Россия расслаивалась по национальным квартирам. Генерал Андрей Евгеньевич Снесарев, командовавший 159-й пехотной дивизией, 13 апреля писал жене: «Родина… Страшнее всего и больнее всего то, что о ней теперь меньше всего думают, все готовы отдать другим из ее великого, потом и кровью скованного достояния: юг — украинцам, Армению — Турции, Галицию — Австрии, проливы — Турции… идите, собирайте, вы, другие, может быть, и вам что-либо нужно: у нас есть еще Кавказ, Сибирь, Туркестан, Финляндия, впрочем, мы ее уже отдали. Свободы — хорошо, рассредоточение власти — прекрасно, форма правления — которую выберет народ, но зачем рвать на клочки, зачем загораживать и тащить по прутьям гнездо?»
[780]
Глава 3
Общественные скрепы
Социология русской революции (по Питириму Сорокину)
Никогда Русь не сквернилась таким количеством злодеяний, лжи, предательства, низости, безумия, как в год революции.
Александр Изгоев
В «Апокалипсисе нашего времени» Розанов писал: «Русь слиняла в два дня. Самое большее — в три. Даже «Новое Время» нельзя было закрыть так скоро, как закрылась Русь. Поразительно, что она разом рассыпалась вся, до подробностей, до частностей. И, собственно, подобного потрясения никогда не бывало, не исключая «Великого переселения народов». Там была — эпоха, «два или три века». Здесь — три дня, кажется даже два. Не осталось Царства, не осталось Церкви, не осталось войска и не осталось рабочего класса. Что же осталось-то? Странным образом — буквально ничего»
[781].
Если и преувеличение, то не слишком большое. Российская революция — с точки зрения протекания социальных процессов и динамики общественных настроений — была стремительной, как все революции, имела свои особенности, но не была уникальной. Это хорошо показал наш выдающийся социолог Питирим Александрович Сорокин, который составит славу Гарварду после того, как Ленин выкинет его из страны. В «Социологии революции» Сорокин проанализировал феномен всех крупных революций, начиная с Древнего Египта, Греции и Рима, кончая Английской, Французской и Русской революциями. Они демонстрировали удивительное сходство по своим причинам, параметрам, поведенческим моделям, последствиям.
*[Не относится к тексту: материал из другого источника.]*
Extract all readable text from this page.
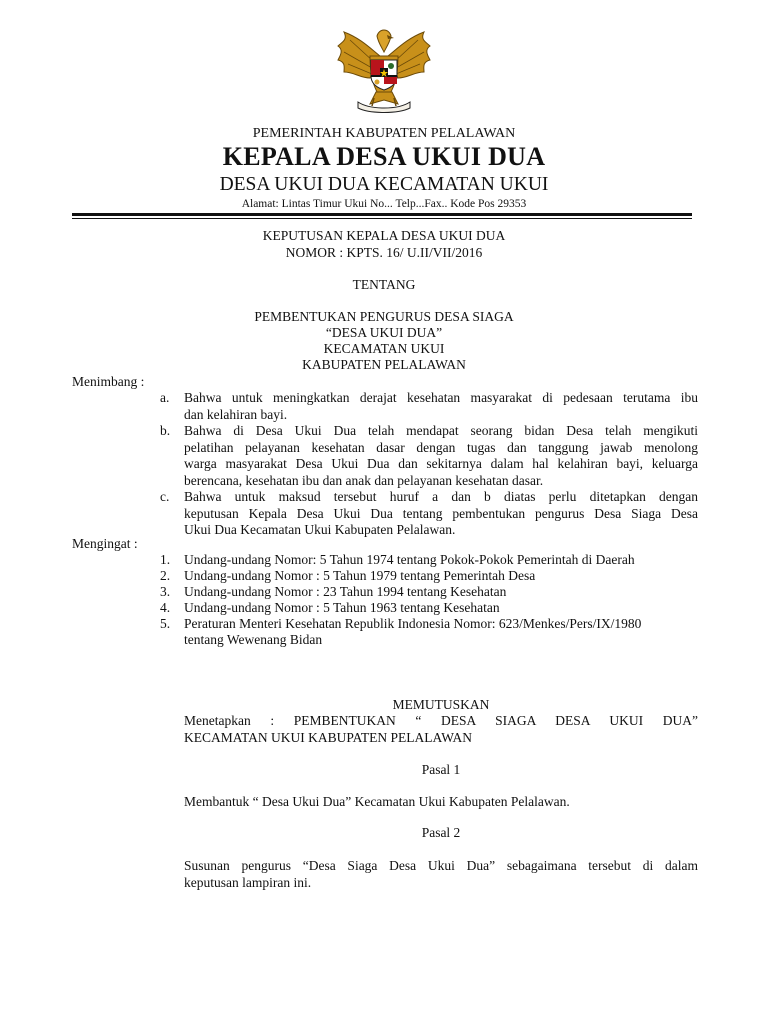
PEMERINTAH KABUPATEN PELALAWAN
KEPALA DESA UKUI DUA
DESA UKUI DUA KECAMATAN UKUI
Alamat: Lintas Timur Ukui No... Telp...Fax.. Kode Pos 29353
KEPUTUSAN KEPALA DESA UKUI DUA
NOMOR : KPTS. 16/ U.II/VII/2016
TENTANG
PEMBENTUKAN PENGURUS DESA SIAGA
“DESA UKUI DUA”
KECAMATAN UKUI
KABUPATEN PELALAWAN
Menimbang :
a. Bahwa untuk meningkatkan derajat kesehatan masyarakat di pedesaan terutama ibu
dan kelahiran bayi.
b. Bahwa di Desa Ukui Dua telah mendapat seorang bidan Desa telah mengikuti
pelatihan pelayanan kesehatan dasar dengan tugas dan tanggung jawab menolong
warga masyarakat Desa Ukui Dua dan sekitarnya dalam hal kelahiran bayi, keluarga
berencana, kesehatan ibu dan anak dan pelayanan kesehatan dasar.
c. Bahwa untuk maksud tersebut huruf a dan b diatas perlu ditetapkan dengan
keputusan Kepala Desa Ukui Dua tentang pembentukan pengurus Desa Siaga Desa
Ukui Dua Kecamatan Ukui Kabupaten Pelalawan.
Mengingat :
1. Undang-undang Nomor: 5 Tahun 1974 tentang Pokok-Pokok Pemerintah di Daerah
2. Undang-undang Nomor : 5 Tahun 1979 tentang Pemerintah Desa
3. Undang-undang Nomor : 23 Tahun 1994 tentang Kesehatan
4. Undang-undang Nomor : 5 Tahun 1963 tentang Kesehatan
5. Peraturan Menteri Kesehatan Republik Indonesia Nomor: 623/Menkes/Pers/IX/1980
tentang Wewenang Bidan
MEMUTUSKAN
Menetapkan : PEMBENTUKAN “ DESA SIAGA DESA UKUI DUA”
KECAMATAN UKUI KABUPATEN PELALAWAN
Pasal 1
Membantuk “ Desa Ukui Dua” Kecamatan Ukui Kabupaten Pelalawan.
Pasal 2
Susunan pengurus “Desa Siaga Desa Ukui Dua” sebagaimana tersebut di dalam
keputusan lampiran ini.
Они похожи прежде всего потому, что в революционные эпохи живут, революции делают люди, природа и психология которых не сильно меняются по прошествии веков.
Революции, по убеждению Сорокина, вызываются и сопровождаются изменениями в поведении, которые в революционную эпоху отличаются массовостью, быстротой и резкостью, специфическими проявлениями. «Как будто какой-то электрический ток проходит по членам общества и ведет к моментальному «угасанию», «отскакиванию» множества рефлексов, соблюдавшихся десятилетиями; и наоборот — к моментальной «прививке» множества новых норм поведения: религиозных, правовых, эстетических, моральных, политических, профессиональных и т. д…» Причинами этого Сорокин считал «такие обстоятельства, которые вызывали сильнейшее ущемление какого-либо безусловного рефлекса или ряда безусловных рефлексов у массы людей (например, рост голода и нужды; война как детерминатор, ущемлявший рефлексы самосохранения лиц, и особенно неудачная война, вместе с первым ущемлявшая рефлексы группового самосохранения)»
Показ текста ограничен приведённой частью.